The Next Generation—My sister and me
Where do I start with my sister’s story? I mean, she’s so much more badass than I will ever be. Anna is my younger sister and just enough younger that she spent a lot of time feeling like she was living in my shadow, especially at school. But, she, like she always has, shined all on her own. She was both president of the student government and homecoming queen her senior year of high school. She graduated Phi Beta Kappa from college with double majors in political science and urban planning. She is now the Vice President of Marketing for a billion dollar company. Oh, and she has three kids, with the oldest being eight! She’s smart and tough, and sweet and thoughtful, has the ability to hold her own in a boardroom full of men or as a volunteer in a lunchroom full of elementary school students at her son’s school without blinking an eye.Now, my story has a few twists and turns. I’ve been outspoken and bubbly all my life. I once asked an extremely pointed question to a U.S. Congressman when I was about 14, and a guest at the local Kiwanis Club lunch meeting.
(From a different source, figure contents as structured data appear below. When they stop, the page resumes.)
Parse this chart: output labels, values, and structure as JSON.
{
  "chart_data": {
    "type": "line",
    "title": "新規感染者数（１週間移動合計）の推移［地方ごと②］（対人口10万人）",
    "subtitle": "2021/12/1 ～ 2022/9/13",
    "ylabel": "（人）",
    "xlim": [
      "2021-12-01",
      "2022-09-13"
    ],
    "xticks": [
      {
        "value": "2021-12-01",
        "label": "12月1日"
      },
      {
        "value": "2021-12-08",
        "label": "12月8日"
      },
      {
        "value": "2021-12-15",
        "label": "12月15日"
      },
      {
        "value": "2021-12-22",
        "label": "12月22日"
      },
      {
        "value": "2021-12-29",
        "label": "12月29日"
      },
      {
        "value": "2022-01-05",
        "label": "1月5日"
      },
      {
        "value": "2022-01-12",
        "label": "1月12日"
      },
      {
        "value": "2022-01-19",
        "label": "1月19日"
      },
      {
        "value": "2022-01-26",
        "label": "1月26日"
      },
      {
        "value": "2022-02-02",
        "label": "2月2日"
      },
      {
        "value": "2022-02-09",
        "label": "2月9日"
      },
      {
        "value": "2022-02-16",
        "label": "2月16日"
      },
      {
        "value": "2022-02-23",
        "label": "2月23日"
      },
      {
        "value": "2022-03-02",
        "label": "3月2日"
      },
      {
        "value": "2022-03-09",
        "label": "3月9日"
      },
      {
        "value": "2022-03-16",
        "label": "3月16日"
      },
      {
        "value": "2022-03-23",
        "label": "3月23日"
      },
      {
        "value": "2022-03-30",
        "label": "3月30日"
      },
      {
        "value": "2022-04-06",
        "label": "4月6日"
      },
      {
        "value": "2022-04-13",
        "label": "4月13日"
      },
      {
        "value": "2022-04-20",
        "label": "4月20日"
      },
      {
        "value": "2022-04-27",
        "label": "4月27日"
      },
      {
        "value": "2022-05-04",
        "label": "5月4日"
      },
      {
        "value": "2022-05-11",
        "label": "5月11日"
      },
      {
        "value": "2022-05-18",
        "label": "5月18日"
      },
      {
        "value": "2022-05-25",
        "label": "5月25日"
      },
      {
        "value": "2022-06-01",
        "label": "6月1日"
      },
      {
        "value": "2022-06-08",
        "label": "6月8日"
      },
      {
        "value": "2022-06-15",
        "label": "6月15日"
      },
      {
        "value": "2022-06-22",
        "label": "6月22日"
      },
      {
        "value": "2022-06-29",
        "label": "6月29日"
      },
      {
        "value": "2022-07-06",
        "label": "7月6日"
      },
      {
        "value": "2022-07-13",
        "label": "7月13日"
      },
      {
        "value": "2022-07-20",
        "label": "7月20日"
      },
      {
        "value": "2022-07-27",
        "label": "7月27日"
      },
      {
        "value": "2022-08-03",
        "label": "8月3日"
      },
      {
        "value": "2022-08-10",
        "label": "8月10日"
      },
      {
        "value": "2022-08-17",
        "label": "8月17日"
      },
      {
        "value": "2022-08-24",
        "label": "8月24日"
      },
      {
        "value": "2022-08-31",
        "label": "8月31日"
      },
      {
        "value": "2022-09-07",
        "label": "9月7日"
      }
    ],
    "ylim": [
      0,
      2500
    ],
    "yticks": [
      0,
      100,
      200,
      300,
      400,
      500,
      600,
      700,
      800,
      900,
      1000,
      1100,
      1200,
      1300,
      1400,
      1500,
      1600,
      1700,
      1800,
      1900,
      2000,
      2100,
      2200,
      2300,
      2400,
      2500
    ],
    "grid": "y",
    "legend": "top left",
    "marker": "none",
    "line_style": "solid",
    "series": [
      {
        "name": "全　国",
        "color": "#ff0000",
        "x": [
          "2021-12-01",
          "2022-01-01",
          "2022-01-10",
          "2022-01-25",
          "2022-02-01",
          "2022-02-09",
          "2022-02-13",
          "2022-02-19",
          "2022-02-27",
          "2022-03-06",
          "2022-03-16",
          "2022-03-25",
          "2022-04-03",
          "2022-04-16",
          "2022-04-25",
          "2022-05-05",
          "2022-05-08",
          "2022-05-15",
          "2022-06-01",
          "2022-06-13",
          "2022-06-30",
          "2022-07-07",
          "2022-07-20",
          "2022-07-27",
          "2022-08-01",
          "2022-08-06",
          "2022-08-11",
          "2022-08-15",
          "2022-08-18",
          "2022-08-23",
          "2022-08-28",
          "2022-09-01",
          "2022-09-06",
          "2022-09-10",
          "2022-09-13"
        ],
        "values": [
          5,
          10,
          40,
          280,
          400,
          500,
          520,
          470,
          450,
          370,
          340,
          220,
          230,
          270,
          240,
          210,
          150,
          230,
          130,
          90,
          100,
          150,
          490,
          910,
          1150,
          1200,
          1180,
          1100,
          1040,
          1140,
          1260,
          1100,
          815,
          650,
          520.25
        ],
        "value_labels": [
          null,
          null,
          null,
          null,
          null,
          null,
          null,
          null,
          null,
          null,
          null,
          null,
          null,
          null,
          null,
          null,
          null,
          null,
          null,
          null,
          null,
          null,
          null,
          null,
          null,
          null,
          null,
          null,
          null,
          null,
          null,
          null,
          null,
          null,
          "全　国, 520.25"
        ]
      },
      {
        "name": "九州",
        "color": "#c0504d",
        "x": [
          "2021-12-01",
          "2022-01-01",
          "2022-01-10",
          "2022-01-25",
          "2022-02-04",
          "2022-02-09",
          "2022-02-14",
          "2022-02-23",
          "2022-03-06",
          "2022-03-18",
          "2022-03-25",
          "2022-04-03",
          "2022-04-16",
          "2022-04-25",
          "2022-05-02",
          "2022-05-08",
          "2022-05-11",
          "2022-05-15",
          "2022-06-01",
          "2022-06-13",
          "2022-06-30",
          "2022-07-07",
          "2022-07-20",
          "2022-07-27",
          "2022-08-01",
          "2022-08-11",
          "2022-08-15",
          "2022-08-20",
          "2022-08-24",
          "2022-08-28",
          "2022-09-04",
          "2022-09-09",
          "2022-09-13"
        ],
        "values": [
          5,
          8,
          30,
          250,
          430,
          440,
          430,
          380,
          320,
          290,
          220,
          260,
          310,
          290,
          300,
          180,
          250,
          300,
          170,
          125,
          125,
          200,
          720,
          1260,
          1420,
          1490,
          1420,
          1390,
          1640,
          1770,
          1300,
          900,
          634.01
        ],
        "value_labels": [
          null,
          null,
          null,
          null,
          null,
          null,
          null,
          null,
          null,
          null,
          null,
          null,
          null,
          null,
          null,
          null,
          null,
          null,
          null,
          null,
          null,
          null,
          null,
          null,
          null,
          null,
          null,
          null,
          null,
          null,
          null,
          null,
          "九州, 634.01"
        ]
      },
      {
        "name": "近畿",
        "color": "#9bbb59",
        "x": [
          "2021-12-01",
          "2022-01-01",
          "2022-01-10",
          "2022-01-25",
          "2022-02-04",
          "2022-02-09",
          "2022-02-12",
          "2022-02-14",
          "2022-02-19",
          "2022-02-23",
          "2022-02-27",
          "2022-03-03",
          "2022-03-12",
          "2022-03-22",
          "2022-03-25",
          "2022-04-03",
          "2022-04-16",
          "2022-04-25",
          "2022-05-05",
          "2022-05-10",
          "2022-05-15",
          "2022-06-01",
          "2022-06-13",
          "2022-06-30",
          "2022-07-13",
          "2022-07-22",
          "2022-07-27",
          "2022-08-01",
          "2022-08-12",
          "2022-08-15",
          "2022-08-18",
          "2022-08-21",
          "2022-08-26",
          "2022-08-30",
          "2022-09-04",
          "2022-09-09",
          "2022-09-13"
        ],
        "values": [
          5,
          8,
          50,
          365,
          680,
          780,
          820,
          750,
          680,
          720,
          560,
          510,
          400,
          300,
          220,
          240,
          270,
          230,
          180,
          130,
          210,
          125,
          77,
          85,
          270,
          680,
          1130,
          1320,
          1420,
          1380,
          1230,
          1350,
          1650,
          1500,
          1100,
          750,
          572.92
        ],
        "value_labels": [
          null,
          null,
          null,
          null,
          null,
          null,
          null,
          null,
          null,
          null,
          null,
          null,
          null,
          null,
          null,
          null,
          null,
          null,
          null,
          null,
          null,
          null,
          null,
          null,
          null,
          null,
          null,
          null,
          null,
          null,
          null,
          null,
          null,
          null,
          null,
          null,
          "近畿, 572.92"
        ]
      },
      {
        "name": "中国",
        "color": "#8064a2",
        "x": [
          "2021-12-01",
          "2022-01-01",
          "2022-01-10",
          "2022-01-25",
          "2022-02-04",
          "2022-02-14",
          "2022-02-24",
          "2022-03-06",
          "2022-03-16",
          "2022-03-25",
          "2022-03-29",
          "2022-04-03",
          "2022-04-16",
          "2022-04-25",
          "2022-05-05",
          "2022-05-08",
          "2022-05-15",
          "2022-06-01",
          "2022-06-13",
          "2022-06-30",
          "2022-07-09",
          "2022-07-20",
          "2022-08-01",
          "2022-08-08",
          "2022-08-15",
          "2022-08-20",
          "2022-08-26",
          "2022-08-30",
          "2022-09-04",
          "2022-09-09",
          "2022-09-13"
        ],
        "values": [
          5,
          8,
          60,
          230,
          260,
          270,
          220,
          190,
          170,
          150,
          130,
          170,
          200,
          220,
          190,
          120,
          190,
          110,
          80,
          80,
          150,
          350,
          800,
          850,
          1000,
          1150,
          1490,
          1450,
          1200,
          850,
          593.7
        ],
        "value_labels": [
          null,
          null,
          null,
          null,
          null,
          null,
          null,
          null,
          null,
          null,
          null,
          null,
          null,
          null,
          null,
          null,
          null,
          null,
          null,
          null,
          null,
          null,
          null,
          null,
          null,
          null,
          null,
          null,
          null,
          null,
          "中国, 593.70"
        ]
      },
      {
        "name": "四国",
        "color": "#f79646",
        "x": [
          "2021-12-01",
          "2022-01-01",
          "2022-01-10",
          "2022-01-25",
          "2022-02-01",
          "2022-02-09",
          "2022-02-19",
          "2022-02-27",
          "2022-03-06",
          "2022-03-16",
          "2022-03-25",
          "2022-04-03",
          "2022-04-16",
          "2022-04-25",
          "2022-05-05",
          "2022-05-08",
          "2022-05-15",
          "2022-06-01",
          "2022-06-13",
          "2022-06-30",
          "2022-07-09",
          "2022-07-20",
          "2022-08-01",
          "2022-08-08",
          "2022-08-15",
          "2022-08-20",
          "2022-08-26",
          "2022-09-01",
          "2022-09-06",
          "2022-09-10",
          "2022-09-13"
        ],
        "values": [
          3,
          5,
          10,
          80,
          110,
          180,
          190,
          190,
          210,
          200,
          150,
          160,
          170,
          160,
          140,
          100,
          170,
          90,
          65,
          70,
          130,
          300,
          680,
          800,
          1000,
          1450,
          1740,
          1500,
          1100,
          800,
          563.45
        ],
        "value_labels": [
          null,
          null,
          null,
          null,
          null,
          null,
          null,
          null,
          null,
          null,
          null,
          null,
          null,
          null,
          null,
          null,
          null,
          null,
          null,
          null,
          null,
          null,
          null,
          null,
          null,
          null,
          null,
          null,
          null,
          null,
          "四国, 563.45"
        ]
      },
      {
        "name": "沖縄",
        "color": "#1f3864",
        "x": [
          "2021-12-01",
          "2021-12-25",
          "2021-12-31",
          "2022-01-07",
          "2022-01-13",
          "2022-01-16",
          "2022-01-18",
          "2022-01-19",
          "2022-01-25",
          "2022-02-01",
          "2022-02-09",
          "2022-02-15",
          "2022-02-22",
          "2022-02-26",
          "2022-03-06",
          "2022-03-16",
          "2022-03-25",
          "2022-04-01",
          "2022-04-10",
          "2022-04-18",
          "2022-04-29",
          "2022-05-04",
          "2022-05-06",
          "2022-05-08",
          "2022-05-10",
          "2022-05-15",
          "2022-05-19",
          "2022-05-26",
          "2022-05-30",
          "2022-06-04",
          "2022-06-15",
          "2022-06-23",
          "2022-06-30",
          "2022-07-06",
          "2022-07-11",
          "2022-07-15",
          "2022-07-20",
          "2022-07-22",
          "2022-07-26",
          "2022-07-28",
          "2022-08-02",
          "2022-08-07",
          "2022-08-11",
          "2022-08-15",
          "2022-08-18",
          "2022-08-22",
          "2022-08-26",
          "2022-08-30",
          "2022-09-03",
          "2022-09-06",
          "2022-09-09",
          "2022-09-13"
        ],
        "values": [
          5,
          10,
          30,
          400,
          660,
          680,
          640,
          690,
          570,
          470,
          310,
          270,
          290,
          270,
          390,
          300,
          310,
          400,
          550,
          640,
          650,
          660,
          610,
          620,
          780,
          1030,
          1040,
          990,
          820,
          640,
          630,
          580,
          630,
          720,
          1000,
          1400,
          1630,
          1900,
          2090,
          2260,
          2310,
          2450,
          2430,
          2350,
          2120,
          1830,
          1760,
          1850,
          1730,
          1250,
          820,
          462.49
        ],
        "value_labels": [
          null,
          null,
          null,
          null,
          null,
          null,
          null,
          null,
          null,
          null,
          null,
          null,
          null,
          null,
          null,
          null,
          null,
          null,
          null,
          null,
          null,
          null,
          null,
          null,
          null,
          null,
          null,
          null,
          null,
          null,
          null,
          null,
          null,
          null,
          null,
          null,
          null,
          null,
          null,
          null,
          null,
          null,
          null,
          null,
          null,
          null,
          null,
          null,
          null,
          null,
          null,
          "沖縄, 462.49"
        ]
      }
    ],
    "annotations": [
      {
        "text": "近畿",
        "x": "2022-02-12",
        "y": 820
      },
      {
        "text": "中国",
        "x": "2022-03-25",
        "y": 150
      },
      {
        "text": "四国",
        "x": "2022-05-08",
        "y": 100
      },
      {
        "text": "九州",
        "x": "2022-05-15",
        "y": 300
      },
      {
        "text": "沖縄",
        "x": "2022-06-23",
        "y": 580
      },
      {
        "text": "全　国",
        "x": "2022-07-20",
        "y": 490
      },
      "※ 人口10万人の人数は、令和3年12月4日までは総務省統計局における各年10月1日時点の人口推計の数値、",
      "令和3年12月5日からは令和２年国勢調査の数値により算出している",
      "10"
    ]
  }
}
The Congressman was the featured speaker and I, being the daughter of two attorneys and more than a little sure of myself, asked a question, much to the delight of many of the Kiwanians. Needless to say, word got out to my parents before I could tell them. They were both proud of me, though my mother was a little more chagrined than my dad. He was just plain thrilled. I’ve never been one to keep my opinions to herself and I have the facts to back them up. I worked in the non-profit sector for a long time, in leadership roles in both professional and volunteer capacities. I moved, with my husband and daughter, to Madrid, Spain for four years, even though I knew no Spanish. We had a second daughter while living there and now I speak decent Spanish. And, I write.Strong-willed women are often described as hard or nasty or bitchy. But, in the always appropriate words of Tina Fey, “Bitches get stuff done.” Long live the strong-willed women! May we continue to push the envelope, speak our minds and influence the generations to come!